Ahora bien, la conversación que comparte la chica nos muestra que la emocionalidad sobre la que se fundamentó el juicio, era automáticamente re-significada, cuando ella comparte la emoción que le produjo el feedback del amigo que compartía con ellos como pareja. “El intransigente es el varón en la pareja y no ella”. Lo que la narrativa hacía con nosotros era cambiarnos nuestra emoción y con ello nuestro juicio. En realidad lo que logró cambiar la nueva emoción fue nuestro observador y a través de él, cambió nuestro juicio.

 

Las emociones nos ¿desfavorecen?

 

Uno de los participantes varones compartió sus emociones a partir del plano de su espacio de trabajo (un juego que se realiza para dinamizar la sesión) y nos señaló las emociones que “habitan” para él en esos espacios y la forma como esas emociones marca las acciones que él realiza y como estas lo desfavorecen.
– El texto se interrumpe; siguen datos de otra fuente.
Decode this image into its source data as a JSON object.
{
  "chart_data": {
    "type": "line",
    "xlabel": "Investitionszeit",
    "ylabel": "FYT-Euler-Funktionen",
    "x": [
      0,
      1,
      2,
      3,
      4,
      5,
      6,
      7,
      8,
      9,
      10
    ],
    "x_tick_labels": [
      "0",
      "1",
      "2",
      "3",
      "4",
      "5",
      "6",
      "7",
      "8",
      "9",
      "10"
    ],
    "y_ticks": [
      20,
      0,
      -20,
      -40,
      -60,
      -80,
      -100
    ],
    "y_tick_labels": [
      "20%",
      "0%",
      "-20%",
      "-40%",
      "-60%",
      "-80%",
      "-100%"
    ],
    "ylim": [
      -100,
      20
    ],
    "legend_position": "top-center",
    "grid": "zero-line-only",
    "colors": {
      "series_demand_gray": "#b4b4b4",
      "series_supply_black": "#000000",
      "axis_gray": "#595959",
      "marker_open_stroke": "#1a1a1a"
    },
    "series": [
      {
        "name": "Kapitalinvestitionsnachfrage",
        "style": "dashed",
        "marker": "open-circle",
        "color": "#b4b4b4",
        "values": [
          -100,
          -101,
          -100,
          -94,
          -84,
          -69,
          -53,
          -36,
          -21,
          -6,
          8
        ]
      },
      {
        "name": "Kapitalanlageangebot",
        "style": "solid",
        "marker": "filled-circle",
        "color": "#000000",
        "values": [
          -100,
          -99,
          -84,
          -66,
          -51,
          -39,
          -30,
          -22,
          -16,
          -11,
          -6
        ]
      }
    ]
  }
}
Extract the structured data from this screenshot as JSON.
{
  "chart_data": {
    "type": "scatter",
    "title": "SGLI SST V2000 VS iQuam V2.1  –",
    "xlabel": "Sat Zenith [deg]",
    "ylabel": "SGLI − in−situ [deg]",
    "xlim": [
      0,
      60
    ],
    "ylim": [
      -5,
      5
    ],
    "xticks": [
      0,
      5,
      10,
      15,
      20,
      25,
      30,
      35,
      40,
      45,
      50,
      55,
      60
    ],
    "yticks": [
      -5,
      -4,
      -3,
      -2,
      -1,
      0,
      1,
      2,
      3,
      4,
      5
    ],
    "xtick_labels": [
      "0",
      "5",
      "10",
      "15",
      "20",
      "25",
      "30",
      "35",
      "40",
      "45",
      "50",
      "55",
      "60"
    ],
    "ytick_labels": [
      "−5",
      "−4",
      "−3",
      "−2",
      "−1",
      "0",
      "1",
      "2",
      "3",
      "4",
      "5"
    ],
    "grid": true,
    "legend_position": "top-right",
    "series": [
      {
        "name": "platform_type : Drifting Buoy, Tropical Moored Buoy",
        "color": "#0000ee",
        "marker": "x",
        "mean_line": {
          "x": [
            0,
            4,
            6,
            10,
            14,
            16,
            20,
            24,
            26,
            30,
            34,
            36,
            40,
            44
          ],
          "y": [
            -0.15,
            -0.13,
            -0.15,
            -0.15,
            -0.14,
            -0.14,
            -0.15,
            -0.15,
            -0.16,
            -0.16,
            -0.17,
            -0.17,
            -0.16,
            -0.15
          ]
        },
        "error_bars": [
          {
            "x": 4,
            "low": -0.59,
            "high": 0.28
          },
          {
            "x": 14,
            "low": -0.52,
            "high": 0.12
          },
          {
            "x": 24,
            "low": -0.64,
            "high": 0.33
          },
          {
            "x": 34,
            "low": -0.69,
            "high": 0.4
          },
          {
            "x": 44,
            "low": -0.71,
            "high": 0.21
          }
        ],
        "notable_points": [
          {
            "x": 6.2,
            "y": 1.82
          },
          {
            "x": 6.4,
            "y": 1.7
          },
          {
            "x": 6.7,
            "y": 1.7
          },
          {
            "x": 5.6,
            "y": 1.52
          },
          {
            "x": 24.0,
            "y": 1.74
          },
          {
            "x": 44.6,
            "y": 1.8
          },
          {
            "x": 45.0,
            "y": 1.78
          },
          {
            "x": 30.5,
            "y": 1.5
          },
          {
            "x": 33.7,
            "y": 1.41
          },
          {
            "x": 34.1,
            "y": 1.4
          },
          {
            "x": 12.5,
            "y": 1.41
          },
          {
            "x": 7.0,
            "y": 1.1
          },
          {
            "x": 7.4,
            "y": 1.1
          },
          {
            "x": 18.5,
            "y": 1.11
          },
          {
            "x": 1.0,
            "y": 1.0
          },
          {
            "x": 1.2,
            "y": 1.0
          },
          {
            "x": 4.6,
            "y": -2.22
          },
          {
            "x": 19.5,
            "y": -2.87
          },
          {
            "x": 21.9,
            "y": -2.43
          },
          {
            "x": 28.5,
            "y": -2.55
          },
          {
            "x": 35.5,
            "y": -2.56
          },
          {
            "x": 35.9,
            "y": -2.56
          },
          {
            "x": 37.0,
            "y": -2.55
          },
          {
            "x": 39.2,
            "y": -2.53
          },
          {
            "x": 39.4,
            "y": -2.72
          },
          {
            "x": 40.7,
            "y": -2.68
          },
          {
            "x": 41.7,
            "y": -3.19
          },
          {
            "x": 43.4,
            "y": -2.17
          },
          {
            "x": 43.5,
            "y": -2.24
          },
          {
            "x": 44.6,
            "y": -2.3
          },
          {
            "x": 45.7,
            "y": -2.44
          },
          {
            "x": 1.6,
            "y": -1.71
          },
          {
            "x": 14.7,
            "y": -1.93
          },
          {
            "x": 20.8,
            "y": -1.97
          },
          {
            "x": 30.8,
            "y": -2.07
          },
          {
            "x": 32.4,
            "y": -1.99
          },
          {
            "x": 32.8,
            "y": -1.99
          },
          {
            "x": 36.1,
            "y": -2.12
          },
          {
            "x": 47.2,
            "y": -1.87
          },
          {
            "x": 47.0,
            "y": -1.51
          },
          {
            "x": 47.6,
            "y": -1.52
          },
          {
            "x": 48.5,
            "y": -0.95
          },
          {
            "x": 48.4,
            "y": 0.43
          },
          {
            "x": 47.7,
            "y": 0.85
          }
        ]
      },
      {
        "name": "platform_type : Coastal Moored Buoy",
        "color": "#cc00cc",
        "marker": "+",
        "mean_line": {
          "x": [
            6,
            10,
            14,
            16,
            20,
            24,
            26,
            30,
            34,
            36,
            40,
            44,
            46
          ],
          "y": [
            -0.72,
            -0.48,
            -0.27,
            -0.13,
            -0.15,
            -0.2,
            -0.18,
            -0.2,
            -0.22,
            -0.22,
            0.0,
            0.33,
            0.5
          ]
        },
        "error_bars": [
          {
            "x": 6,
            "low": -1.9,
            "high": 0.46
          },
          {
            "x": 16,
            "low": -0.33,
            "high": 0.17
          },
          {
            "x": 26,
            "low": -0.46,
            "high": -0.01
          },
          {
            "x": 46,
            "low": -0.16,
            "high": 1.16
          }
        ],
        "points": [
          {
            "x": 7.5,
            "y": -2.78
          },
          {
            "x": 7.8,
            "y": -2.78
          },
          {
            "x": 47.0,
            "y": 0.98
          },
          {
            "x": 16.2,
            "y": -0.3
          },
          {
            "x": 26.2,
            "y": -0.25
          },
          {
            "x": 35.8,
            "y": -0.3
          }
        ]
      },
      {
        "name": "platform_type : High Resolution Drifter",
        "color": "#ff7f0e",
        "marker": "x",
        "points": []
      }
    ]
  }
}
El «plano» o mapa de este participante empezaba en la cama de su dormitorio. Cuando él se despierta, compartió con nosotros, empieza su miedo que se extiende hasta la oficina. El pasillo entre el ascensor y la oficina se hace interminable y el sentarse frente a su escritorio ya le cansa. El encender las luces de la oficina no alumbra nada. Desde hace cuatro o cinco meses le embarga esta emoción dado que lo que antes tenía de ingreso fijo mensual hoy ya no lo tiene y no importa por qué, él parte todos los meses de cero de nuevo y a veces llega al día 10 y no ha facturado nada.

Hay dos cosas que me permití destacar de lo valioso de este relato en ese momento. La emoción manifestada tiene a este participante paralizado. Está mirando la puerta, que por algún motivo cualquiera, está cerrada y no lanza la mirada hacia todas las ventanas que están abiertas. El quiebre que produjo la emoción del cambio repentino en sus ingresos, interrumpió un flujo que hoy no le permite a su observador, acción alguna, que le genere un movimiento hacia adelante.

…Y si no tuvieras miedo, ¿qué harías?

Anónimo

Acepte sus emociones Controle sus emociones

Spencer Johnson en su libro ¿Quién se ha llevado mi queso? dice que afirmamos que el cambio es constante. Pero si esto es así, o al menos lo vemos así entonces lo mejor sería adaptarse rápidamente al cambio pues: “cuanto antes se olvida el queso viejo antes se disfruta el nuevo” señala Johnson.

 

Sentir la emoción. Aceptación y Cambio.

 

El aporte de otro de los participantes, nos permite cerrar este ciclo de trabajo con las emociones y como estas nos abren posibilidades de acción o en su defecto nos cierran posibilidades. Esto último afectando nuestra productividad a nivel organizacional, profesional y por qué no decirlo familiar personal. Este participante nos conecta con la posibilidad de sentir la emoción, saber que ella está ahí, sentirla en el cuerpo, o sea incorporarla. Una vez sucedido esto proponerse que esta emoción cambie. ¿Pero cómo hacerlo si no sabemos que esto es posible, que a través de este cambio, o de esta posibilidad cambie mi emoción y desempeño?

Él dijo: “la emoción que me embargaba era tan dolorosa que me hacía llorar y yo no podía ver que mis hijos me vieran llorar, me vieran triste, me vieran en esa emoción.” Y salió del entorno de ellos. Agrega: “Busqué un trabajo por muy poco dinero. No era el dinero lo que me movía (mi inquietud). Lo que me movía era la posibilidad que desde este nuevo estado de ánimo él podría encontrar las acciones que lo sacarían de su estado de letargo.

Spencer Johnson nos regala al final de estas letras la siguiente reflexión:
“¡CAMBIE! Muévase cuando se mueva el queso” es algo tremendamente poderoso si elegimos que lo sea: ¡DISFRUTE DEL CAMBIO!